柏レイソルが「小柄なダイナモ」の活躍で今季初勝利も昨季の繰り返しになりかねない (2ページ目)

  • 浅田真樹●取材・文 text by Asada Masaki
  • 佐野美樹●撮影 photo by Sano Maiki

「選手が今日の試合の重要性を感じ、結果を残さなければいけないと、非常に試合の入りが硬かった」

 試合後、ネルシーニョ監督がそう振り返っていたように、立ち上がりの柏は慎重にプレーしようとするあまり、縦にボールを入れられる場面でも横パスやバックパスに逃げ、挙句にミスが起こるなど、効果的な攻撃につなげられないケースが目についた。

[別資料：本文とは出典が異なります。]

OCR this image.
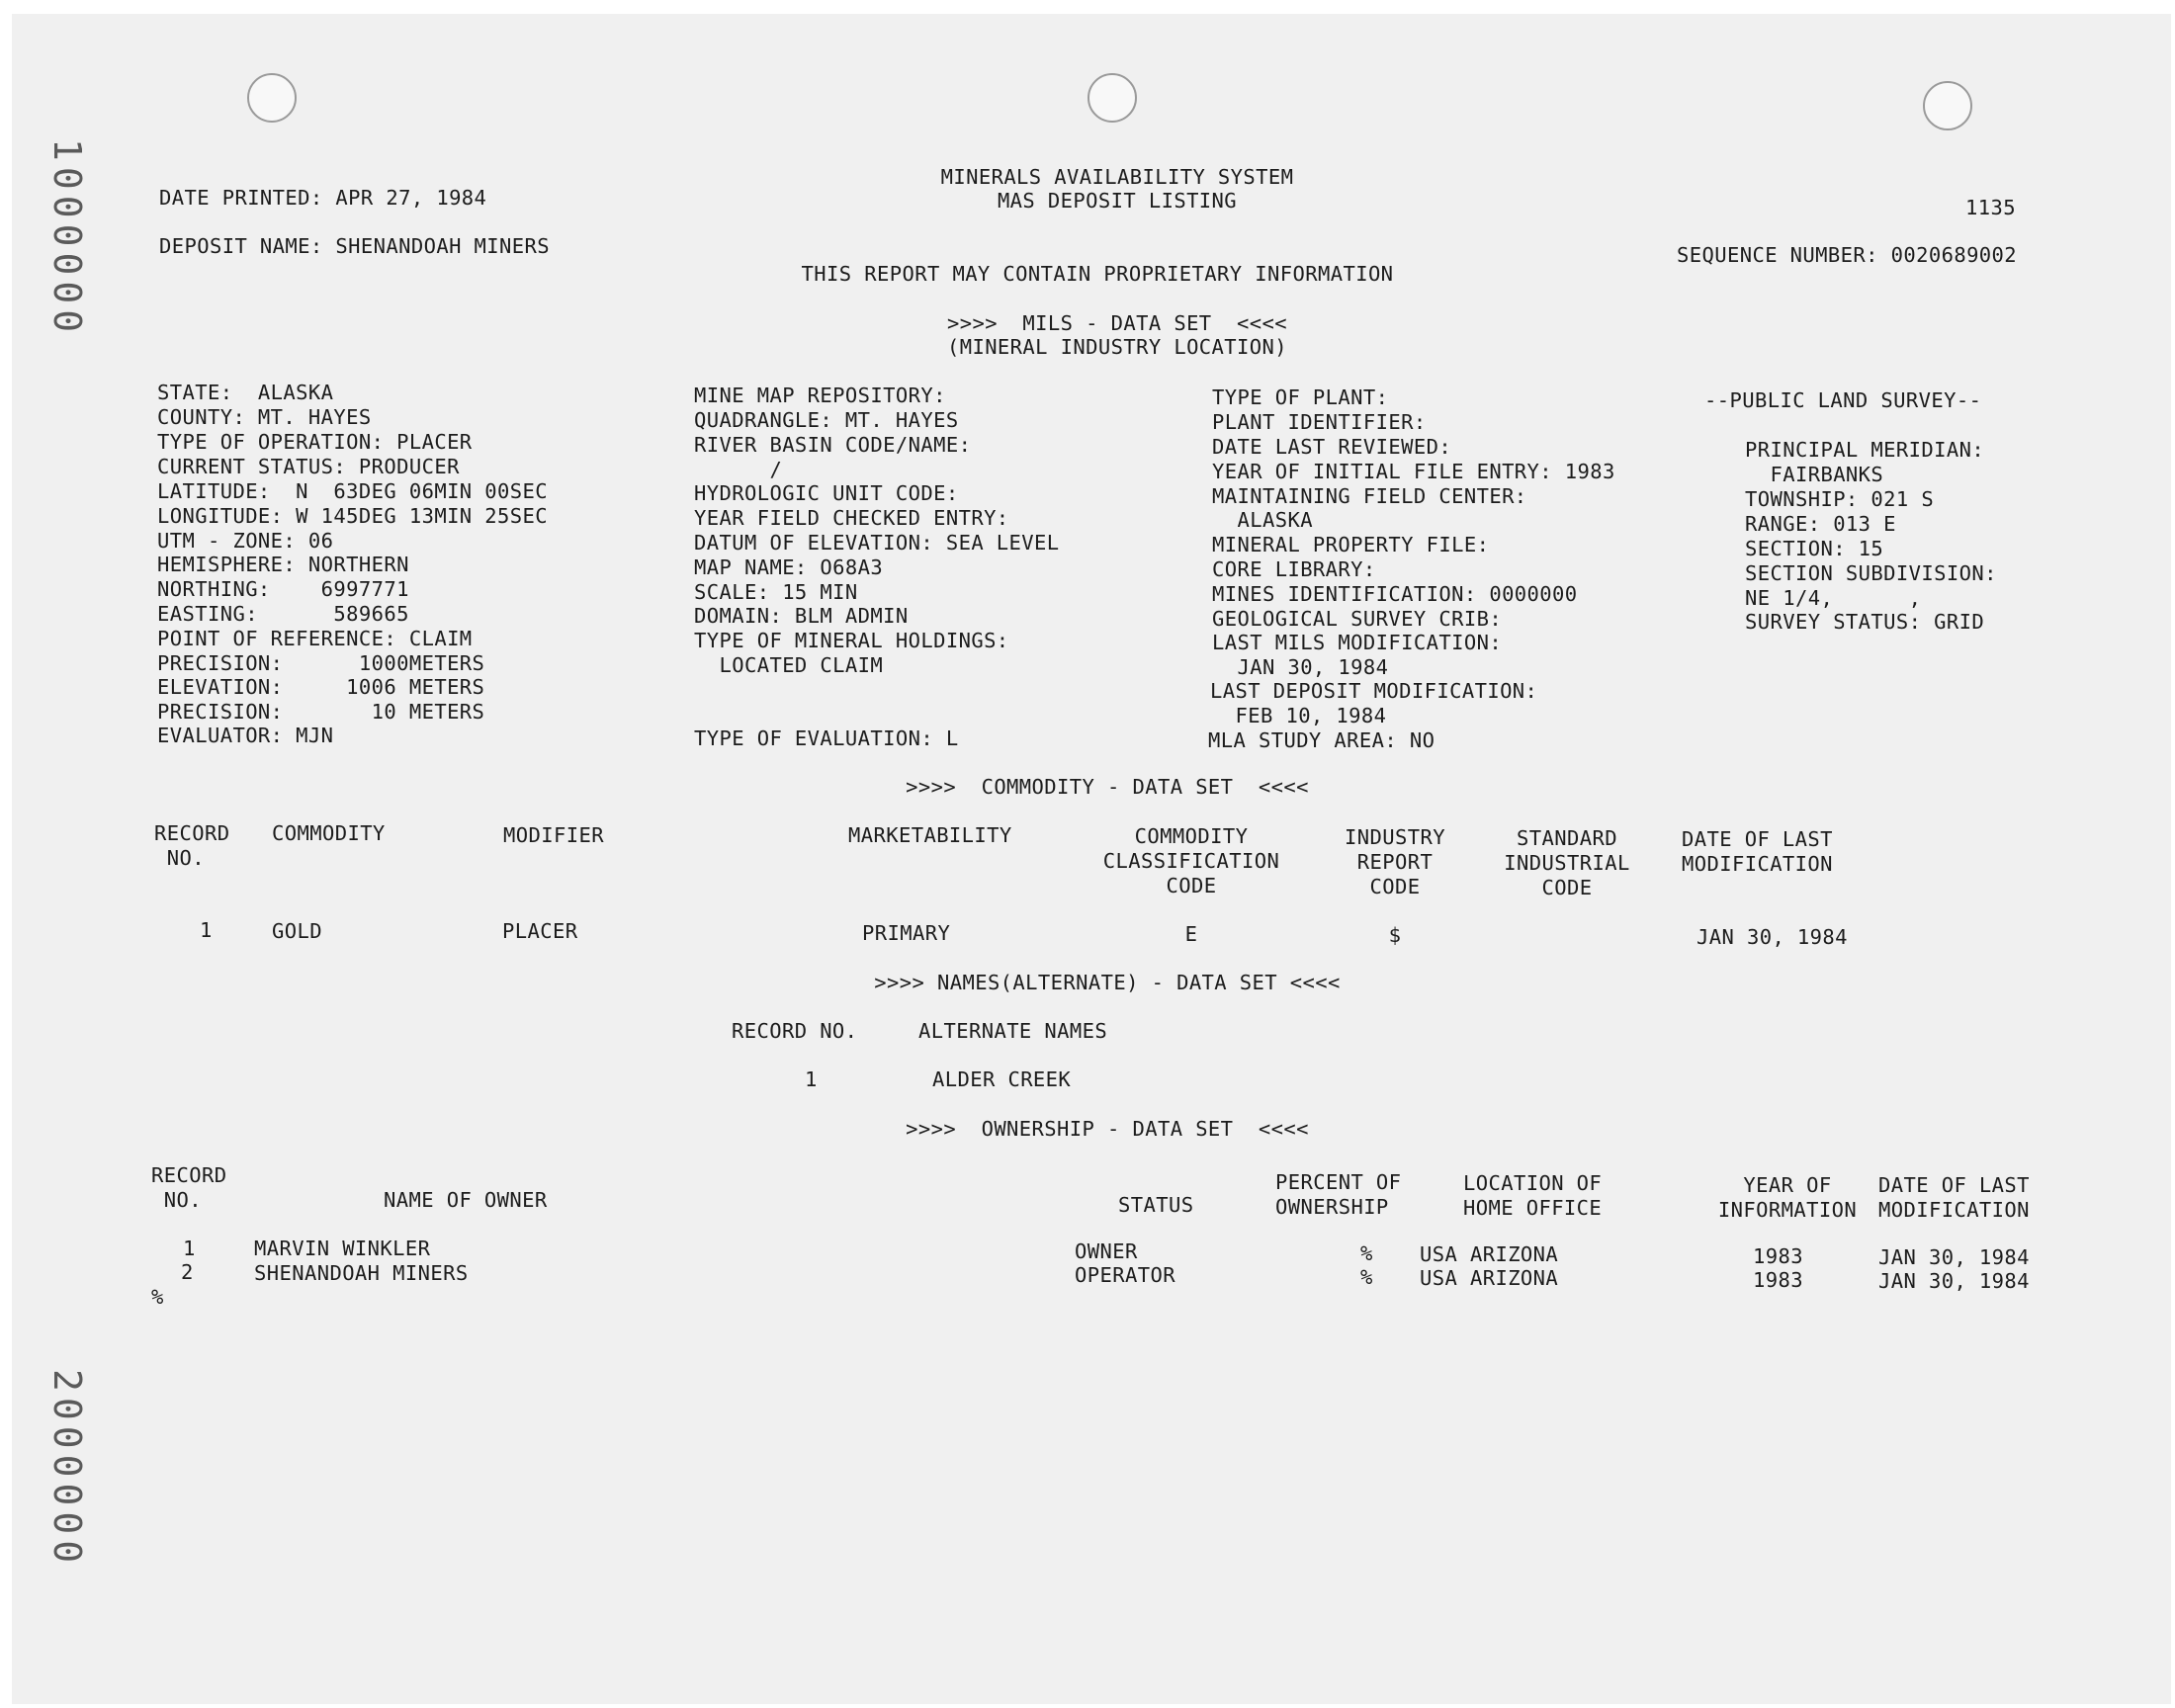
1000000
2000000
DATE PRINTED: APR 27, 1984
DEPOSIT NAME: SHENANDOAH MINERS
MINERALS AVAILABILITY SYSTEM
MAS DEPOSIT LISTING	1135
SEQUENCE NUMBER: 0020689002
THIS REPORT MAY CONTAIN PROPRIETARY INFORMATION
>>>>  MILS - DATA SET  <<<<
(MINERAL INDUSTRY LOCATION)
STATE:  ALASKA
COUNTY: MT. HAYES
TYPE OF OPERATION: PLACER
CURRENT STATUS: PRODUCER
LATITUDE:  N  63DEG 06MIN 00SEC
LONGITUDE: W 145DEG 13MIN 25SEC
UTM - ZONE: 06
HEMISPHERE: NORTHERN
NORTHING:    6997771
EASTING:      589665
POINT OF REFERENCE: CLAIM
PRECISION:      1000METERS
ELEVATION:     1006 METERS
PRECISION:       10 METERS
EVALUATOR: MJN
MINE MAP REPOSITORY:
QUADRANGLE: MT. HAYES
RIVER BASIN CODE/NAME:
/
HYDROLOGIC UNIT CODE:
YEAR FIELD CHECKED ENTRY:
DATUM OF ELEVATION: SEA LEVEL
MAP NAME: O68A3
SCALE: 15 MIN
DOMAIN: BLM ADMIN
TYPE OF MINERAL HOLDINGS:
LOCATED CLAIM
TYPE OF EVALUATION: L
TYPE OF PLANT:
PLANT IDENTIFIER:
DATE LAST REVIEWED:
YEAR OF INITIAL FILE ENTRY: 1983
MAINTAINING FIELD CENTER:
ALASKA
MINERAL PROPERTY FILE:
CORE LIBRARY:
MINES IDENTIFICATION: 0000000
GEOLOGICAL SURVEY CRIB:
LAST MILS MODIFICATION:
JAN 30, 1984
LAST DEPOSIT MODIFICATION:
FEB 10, 1984
MLA STUDY AREA: NO
--PUBLIC LAND SURVEY--
PRINCIPAL MERIDIAN:
FAIRBANKS
TOWNSHIP: 021 S
RANGE: 013 E
SECTION: 15
SECTION SUBDIVISION:
NE 1/4,      ,
SURVEY STATUS: GRID
>>>>  COMMODITY - DATA SET  <<<<
RECORD
NO.
COMMODITY	MODIFIER	MARKETABILITY	COMMODITY
CLASSIFICATION
CODE
INDUSTRY
REPORT
CODE
STANDARD
INDUSTRIAL
CODE
DATE OF LAST
MODIFICATION
1	GOLD	PLACER	PRIMARY	E	$	JAN 30, 1984
>>>> NAMES(ALTERNATE) - DATA SET <<<<
RECORD NO.	ALTERNATE NAMES
1	ALDER CREEK
>>>>  OWNERSHIP - DATA SET  <<<<
RECORD
NO.	NAME OF OWNER	STATUS
PERCENT OF
OWNERSHIP
LOCATION OF
HOME OFFICE
YEAR OF
INFORMATION
DATE OF LAST
MODIFICATION
1	MARVIN WINKLER	OWNER	% USA ARIZONA	1983	JAN 30, 1984
2	SHENANDOAH MINERS	OPERATOR	% USA ARIZONA	1983	JAN 30, 1984
%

 だが、そんな悪い流れを変えたのが、小柄な背番号28だった。

 自陣深くまで押し込まれた場面でも、セカンドボールを拾った戸嶋は、簡単にクリアで逃げることなくボールをキープして時間を作り、細谷の動き出しを待ってロングボールを送る。また、中盤でパスを受けた時には、自ら前方へとボールを持ち出し、敵陣へと進入していく。そんなシーンが少なくなかった。

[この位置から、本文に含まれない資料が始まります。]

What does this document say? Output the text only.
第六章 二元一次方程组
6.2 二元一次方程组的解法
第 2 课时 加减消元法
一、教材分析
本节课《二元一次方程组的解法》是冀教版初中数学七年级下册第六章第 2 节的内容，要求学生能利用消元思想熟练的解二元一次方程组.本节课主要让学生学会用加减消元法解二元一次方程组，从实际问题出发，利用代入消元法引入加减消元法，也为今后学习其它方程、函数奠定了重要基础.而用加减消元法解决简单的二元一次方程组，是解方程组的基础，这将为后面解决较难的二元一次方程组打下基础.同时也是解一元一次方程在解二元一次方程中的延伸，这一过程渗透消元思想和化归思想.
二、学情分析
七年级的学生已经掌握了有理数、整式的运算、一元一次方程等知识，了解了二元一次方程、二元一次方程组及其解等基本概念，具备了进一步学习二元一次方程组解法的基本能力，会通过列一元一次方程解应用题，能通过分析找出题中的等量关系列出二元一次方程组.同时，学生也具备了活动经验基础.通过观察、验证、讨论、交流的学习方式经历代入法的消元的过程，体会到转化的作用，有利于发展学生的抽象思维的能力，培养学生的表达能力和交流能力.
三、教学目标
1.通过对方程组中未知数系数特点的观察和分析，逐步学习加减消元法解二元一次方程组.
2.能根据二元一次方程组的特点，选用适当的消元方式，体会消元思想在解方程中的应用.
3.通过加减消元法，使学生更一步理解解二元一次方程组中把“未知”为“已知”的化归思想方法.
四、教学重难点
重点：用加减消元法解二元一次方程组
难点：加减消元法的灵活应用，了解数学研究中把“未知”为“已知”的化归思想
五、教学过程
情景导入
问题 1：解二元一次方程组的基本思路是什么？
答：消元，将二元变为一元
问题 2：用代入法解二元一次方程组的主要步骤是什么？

 止まって次の受け手を探せば、相手のプレスバックの餌食になることもあっただろう。だが、戸嶋は決して足を止めず、ボールを運ぶことで相手のプレッシャーをかわし、次の選択肢を探っていた。

 必ずしも攻撃がスムーズに進んでいなかった柏にあって、このちょっとしたプレーが大きな意味を持っていた。

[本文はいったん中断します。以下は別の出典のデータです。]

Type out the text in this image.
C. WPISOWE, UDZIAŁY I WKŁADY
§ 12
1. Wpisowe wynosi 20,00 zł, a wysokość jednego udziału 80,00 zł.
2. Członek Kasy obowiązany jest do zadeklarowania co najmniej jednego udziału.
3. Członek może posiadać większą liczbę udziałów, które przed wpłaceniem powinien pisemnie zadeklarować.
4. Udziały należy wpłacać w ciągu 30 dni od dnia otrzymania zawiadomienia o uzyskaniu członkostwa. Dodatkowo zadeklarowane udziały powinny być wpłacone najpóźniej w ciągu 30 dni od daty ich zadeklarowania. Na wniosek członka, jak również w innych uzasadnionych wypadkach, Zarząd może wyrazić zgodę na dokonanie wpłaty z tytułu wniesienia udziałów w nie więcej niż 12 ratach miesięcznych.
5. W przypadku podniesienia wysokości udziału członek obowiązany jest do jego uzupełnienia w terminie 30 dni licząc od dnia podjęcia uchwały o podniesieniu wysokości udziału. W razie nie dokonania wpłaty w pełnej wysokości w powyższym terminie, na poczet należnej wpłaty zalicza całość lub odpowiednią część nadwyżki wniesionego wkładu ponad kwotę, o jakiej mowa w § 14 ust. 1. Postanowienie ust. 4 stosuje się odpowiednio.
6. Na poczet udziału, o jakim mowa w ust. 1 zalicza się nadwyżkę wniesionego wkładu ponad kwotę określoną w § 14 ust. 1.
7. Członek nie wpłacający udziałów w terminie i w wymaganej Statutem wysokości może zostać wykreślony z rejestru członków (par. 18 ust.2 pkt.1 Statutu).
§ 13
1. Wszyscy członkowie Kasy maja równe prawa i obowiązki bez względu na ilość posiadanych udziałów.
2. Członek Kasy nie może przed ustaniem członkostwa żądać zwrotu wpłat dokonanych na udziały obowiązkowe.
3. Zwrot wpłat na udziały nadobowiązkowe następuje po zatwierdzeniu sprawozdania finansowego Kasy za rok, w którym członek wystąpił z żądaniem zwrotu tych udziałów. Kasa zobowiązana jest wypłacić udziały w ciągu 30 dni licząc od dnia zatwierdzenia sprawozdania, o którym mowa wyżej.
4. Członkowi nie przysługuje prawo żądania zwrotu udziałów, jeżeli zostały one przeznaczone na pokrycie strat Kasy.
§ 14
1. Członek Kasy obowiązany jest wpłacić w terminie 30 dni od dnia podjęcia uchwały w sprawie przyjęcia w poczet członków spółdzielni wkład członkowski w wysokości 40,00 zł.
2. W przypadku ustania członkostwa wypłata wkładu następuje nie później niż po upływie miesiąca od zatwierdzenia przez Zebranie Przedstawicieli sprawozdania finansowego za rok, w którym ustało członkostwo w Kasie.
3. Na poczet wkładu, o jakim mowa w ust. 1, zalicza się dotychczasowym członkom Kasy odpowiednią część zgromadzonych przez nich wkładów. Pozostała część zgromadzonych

 細谷の決勝点にしても、鹿島のクリアを戸嶋が拾ったところから、わずか2本のパスでゴールが完結。戸嶋のプレー選択が、いかに有効だったかの証明である。

 こういう気の利いた選手がいるチームは強い――。個人的に選ばせてもらうなら、この試合のマン・オブ・ザ・マッチは、文句なしで戸嶋だ。

 そんなダイナモの活躍もあって、ようやく手にした今季初勝利。順位もひとつ上がり、最下位脱出に成功した。

 とはいえ、まだ1勝しただけの柏を取り巻く状況は、依然として厳しい。

 思えば、昨季の柏はスタートダッシュに成功しながら、時間の経過とともに勢いを失っていった。前述したようにJ1第24節を最後に勝利がなく、シーズンのラスト10試合は5敗5分け。7位という最終順位にはそぐわない、あまりに寂しい幕引きだった。

 その間、戦い方も試行錯誤の繰り返し。シーズン序盤に威力を発揮したハイプレスは影を潜め、引いて守ってカウンターを狙うような戦い方も目についた。

 だからこそ、今季は新たな挑戦に着手したはずだった。